Their optimism has persisted well into the films of the '80s and '90s. By the '90s, new studio systems-Spielberg's Dreamworks, for example--had made a dramatic comeback. Directors are charged with producing blockbusters, so that their films have become more and more predictable. Even last year's Oscar-winner, American Beauty, praised for showing us an individual making tough, idiosyncratic moral decisions, returned in the end to stereotypes of goodness and light. To put it another way, whereas '70s heroes struggled to make sense of a senseless world in order simply to survive, our screen giants of the '90s end up patting themselves on the backs for surviving a crisis they've often created in their own minds and softened by reaching for the pot or the Prozac.

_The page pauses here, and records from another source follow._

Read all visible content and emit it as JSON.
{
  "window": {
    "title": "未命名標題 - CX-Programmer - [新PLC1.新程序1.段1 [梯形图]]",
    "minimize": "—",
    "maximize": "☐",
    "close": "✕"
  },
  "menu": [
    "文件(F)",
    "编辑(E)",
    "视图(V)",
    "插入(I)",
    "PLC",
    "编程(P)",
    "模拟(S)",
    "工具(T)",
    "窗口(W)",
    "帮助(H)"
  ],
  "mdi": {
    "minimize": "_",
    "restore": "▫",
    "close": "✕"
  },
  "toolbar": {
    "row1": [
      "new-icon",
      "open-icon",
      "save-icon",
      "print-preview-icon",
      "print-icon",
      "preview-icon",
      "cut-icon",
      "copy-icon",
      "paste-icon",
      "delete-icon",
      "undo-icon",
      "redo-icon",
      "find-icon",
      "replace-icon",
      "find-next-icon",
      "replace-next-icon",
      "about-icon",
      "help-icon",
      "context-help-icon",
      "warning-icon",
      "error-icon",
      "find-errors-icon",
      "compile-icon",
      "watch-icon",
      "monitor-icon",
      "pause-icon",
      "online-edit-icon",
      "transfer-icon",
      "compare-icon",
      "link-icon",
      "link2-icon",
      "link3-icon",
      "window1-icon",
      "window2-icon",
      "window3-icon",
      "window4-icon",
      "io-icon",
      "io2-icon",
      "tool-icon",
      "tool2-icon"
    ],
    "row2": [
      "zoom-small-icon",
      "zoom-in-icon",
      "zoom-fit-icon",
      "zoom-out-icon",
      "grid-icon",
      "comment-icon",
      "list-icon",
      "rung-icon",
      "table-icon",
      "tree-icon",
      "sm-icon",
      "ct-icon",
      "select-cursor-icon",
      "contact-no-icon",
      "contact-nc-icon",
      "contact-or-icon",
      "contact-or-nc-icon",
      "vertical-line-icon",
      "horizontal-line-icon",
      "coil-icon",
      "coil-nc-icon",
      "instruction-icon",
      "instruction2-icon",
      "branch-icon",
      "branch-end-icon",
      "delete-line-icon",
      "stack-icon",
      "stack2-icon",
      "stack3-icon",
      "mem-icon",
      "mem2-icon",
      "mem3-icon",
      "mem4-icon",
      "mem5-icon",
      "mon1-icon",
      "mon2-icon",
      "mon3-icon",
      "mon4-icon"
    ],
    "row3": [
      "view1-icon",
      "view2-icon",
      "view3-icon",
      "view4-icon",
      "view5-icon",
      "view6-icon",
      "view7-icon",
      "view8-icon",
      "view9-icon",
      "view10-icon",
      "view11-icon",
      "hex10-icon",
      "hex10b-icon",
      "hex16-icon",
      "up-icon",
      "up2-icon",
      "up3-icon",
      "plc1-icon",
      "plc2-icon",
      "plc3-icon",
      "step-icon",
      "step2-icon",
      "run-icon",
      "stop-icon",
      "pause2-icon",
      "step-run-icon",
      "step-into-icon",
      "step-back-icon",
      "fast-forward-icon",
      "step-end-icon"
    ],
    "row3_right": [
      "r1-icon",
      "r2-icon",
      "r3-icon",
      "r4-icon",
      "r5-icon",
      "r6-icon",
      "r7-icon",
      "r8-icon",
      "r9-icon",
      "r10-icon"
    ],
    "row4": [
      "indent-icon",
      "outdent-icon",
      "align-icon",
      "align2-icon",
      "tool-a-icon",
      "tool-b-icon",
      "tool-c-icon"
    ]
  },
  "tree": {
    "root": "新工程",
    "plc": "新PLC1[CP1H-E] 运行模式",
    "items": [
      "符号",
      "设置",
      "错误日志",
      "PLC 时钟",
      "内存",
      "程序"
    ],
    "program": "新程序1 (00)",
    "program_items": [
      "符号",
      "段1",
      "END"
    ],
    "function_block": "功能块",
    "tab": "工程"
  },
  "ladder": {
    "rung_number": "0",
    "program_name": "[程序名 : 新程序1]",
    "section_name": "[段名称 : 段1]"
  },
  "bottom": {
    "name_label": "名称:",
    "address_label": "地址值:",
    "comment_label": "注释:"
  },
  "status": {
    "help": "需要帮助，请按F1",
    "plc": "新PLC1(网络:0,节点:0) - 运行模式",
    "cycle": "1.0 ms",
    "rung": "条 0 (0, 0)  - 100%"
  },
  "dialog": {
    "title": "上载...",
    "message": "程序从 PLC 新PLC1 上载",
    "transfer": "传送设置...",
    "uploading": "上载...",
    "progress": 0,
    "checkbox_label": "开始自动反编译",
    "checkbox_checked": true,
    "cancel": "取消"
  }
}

Independent filmmakers like John Sayles, Jim Jarmusch, and, occasionally, David Lynch are fighting the good fight. But the decade-long stretch of relatively uninhibited creative genius of American film in the 1970s remains unparalleled. The period produced the most inventive American films since Chaplin's and Keaton's. Altman's films and others showed us what it was like to make our own morality in the face of moral meaningless. As Gram Parsons sings about his youth, the films of the `70s were for American cinema a "time much too short to be leaned against too long."